Sunday, May 31, 2009

It is harder to fight when you can't talk about what may have been....

This thought came to me from a fleeting memory in which I was a frustrated and emotional young woman trying desperately to fight with her husband, but literally unable to talk about what might have been. For the lack of certain verb forms (the conditional and the past tense subjunctive), I was only able to talk about what really had happened.

The fight was unable to progress because I could not clearly communicate my fears about some imaginary situation, probably to the benefit of us all.

Now, of course, it is easy enough to pick a fight over things that have happened or are happening (or at least how we have interpreted them), but it seems lovely to at least take out the fights, the worries, and the tears.... all caused by things that only happened in our minds.

Hmm... The funny part is that when I start to look at that last little paragraph, I quietly realize that all of the fights and problems have not been caused by the situations (real or imaginary) but by the whining and whimpering, or stomping and screaming of my ego.

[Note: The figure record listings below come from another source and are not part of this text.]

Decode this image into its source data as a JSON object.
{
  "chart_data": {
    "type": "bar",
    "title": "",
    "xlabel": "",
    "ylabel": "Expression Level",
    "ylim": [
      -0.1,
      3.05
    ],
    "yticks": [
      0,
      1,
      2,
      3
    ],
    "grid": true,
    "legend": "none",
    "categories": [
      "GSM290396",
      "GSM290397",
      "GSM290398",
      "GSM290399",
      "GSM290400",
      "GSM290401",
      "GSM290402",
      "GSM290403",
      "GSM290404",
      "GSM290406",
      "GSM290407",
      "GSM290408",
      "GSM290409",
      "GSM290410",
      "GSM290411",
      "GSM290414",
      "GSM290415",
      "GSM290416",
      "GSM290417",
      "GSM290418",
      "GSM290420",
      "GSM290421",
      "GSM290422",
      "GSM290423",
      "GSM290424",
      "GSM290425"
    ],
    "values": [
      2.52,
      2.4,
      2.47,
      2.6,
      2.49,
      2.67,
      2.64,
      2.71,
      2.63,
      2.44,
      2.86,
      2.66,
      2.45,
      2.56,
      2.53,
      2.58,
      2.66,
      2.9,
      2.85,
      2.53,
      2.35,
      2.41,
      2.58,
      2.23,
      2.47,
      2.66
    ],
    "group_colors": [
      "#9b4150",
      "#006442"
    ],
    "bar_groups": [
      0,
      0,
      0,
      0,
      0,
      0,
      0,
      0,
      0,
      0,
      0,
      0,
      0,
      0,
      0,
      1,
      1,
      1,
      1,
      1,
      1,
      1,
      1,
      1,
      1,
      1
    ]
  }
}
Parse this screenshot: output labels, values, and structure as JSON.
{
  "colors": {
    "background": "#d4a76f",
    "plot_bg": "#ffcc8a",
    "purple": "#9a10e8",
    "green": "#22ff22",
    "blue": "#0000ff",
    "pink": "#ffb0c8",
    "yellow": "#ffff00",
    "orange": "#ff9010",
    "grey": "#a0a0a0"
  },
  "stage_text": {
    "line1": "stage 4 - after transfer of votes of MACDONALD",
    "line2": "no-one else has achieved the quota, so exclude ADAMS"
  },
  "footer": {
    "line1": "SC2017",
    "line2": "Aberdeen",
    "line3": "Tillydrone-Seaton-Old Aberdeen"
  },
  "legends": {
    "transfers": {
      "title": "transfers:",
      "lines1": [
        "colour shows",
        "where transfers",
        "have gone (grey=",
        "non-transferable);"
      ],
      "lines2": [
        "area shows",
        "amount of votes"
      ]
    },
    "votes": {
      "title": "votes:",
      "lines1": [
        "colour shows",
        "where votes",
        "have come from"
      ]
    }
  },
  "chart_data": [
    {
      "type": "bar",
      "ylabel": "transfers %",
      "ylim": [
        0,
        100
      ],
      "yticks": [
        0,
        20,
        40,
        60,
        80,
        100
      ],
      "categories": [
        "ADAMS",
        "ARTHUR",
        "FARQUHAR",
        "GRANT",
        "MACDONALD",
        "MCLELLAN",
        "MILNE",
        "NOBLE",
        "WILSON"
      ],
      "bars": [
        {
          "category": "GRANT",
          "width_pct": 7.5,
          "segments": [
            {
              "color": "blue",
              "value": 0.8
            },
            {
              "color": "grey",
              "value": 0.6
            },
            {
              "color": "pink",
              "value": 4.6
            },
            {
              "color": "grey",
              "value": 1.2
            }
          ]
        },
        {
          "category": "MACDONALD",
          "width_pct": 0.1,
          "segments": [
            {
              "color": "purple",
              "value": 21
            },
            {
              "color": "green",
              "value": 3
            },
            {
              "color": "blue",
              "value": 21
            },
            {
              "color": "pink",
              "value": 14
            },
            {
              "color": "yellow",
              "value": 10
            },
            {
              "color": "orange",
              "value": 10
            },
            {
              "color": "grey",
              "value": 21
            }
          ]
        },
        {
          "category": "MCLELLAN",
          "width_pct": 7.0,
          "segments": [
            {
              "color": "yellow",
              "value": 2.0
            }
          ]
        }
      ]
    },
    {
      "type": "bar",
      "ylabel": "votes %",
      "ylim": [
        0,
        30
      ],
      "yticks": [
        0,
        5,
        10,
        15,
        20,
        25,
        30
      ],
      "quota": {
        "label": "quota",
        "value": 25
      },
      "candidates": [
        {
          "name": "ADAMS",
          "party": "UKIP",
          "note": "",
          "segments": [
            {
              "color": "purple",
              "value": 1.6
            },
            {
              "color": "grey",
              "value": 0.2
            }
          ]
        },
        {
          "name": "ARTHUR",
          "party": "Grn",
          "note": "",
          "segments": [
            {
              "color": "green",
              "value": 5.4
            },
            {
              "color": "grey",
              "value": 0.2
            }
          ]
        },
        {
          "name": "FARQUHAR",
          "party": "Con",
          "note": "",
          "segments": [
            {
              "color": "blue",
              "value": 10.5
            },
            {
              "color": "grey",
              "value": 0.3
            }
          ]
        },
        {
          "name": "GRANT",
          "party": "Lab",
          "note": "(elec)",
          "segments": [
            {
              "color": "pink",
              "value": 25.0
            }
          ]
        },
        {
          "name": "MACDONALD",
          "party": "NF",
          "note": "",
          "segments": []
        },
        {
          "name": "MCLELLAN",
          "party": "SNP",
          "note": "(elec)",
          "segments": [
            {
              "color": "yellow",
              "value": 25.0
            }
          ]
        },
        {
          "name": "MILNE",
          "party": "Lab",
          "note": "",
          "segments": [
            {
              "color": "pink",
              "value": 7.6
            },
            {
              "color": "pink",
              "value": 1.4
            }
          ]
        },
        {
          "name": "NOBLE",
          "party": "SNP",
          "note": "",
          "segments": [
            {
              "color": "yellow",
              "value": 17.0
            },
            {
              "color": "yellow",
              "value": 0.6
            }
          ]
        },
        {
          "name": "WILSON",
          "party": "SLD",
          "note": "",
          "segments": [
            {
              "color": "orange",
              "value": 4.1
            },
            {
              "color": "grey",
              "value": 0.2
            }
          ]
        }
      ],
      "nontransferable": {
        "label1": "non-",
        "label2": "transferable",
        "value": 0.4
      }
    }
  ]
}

Whenever I let go of Love and forget to pay attention, whenever I get caught up in the drama of situations that might have been or that might be, whenever I start imagining the repercussions or insinuations of each little word and action, then my ego takes center stage - rending hair and beating a deep and powerful percussion that whips everything up into a Dionysian frenzy. And while I play the part in that emotional Bacchanal, I am distanced from truth, and I let myself suffer (probably becauses it feeds into my "poor me" drama that keeps my ego going).

I guess the trick is to be unable to fight about these things that might have been, even when I have the words to do so, to see how pointless and silly it is to rage against the ghost in the machine, to just breathe and let the words come from that quietness of what really is.